Australia rugby league footballer (1890–1956)

J.C. 'Clarrie' Ives (1890 – 25 February 1956) was an Australian rugby league footballer who played for the North Sydney club in the NSWRFL.

==Playing career==
A tough prop-forward, Ives started his first grade career with North Sydney as a 30-year-old in 1920 and was a member of the club's golden era of the early 1920s.

Ives won two premierships with North Sydney in 1921 & 1922, and was club captain in his final season in 1924. Ives played at second-row in North Sydney's 1922 NSWRL grand final victory over Glebe at the Sydney Cricket Ground in which Norths won 35–3.
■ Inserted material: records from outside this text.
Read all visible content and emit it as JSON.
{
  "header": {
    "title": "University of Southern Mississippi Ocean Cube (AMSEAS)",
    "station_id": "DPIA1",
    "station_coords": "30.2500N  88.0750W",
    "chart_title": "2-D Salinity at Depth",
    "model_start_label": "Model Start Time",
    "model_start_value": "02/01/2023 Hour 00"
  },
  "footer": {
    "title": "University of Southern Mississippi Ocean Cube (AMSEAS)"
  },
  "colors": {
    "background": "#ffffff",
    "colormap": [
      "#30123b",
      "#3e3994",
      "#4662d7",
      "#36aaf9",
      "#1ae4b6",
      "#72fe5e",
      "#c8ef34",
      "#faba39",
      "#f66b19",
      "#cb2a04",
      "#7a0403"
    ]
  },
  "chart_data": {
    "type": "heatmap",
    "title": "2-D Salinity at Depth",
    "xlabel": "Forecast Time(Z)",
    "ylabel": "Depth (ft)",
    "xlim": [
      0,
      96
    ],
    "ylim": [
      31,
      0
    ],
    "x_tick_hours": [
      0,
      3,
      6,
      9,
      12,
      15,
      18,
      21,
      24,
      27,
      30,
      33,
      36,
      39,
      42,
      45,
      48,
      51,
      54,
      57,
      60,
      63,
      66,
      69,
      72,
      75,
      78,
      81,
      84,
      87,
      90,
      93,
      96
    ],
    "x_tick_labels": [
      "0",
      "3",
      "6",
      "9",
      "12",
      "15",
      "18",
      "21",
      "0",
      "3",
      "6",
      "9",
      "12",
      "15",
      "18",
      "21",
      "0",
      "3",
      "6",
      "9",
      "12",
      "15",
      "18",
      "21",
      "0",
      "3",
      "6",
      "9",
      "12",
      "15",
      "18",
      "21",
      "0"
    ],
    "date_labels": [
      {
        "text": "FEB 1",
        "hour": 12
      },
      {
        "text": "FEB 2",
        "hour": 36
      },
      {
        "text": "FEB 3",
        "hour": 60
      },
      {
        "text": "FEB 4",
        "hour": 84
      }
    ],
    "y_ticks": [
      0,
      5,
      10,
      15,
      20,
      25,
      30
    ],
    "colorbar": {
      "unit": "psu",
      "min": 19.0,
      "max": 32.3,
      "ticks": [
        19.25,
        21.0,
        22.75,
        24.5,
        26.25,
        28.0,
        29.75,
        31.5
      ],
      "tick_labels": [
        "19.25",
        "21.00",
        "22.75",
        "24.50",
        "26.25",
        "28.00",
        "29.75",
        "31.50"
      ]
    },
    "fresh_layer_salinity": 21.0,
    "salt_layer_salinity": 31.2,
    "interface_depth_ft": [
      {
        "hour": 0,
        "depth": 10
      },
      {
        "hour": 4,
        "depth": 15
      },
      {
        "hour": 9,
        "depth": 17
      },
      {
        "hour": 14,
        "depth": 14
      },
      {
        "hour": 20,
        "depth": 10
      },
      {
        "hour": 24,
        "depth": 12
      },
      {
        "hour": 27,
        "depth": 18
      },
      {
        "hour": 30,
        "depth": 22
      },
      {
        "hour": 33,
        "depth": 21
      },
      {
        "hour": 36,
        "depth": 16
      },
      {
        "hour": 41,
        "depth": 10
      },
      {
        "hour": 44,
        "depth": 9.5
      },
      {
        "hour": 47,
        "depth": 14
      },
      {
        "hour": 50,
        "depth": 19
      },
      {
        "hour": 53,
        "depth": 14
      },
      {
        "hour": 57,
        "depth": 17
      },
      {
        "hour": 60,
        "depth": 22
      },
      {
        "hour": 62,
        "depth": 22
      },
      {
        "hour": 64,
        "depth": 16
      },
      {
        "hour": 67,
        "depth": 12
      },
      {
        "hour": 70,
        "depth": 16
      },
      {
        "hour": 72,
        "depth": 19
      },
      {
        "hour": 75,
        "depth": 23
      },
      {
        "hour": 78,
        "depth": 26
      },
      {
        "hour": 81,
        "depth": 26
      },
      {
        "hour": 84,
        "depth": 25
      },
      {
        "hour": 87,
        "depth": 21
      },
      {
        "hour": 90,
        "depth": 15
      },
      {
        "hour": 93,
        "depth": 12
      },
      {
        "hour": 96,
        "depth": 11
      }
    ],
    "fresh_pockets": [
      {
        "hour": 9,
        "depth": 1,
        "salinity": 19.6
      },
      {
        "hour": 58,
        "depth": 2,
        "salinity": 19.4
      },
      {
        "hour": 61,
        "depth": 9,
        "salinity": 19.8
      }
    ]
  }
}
He also played for New South Wales on ten occasions and Australia. He played in one test match for Australia in the second test against Great Britain during the 1924 Ashes series. He is listed on the Australian Players Register as Kangaroo No. 119.

His position of choice was at prop-forward and his younger brother Bill Ives was also a professional rugby league footballer. He was selected to go on the 1921–22 Kangaroo tour of Great Britain and played in 6 tour games but no tests. He retired in 1925, aged 35.

==Death==
Ives died at Artarmon, New South Wales on 25 February 1956, aged 66.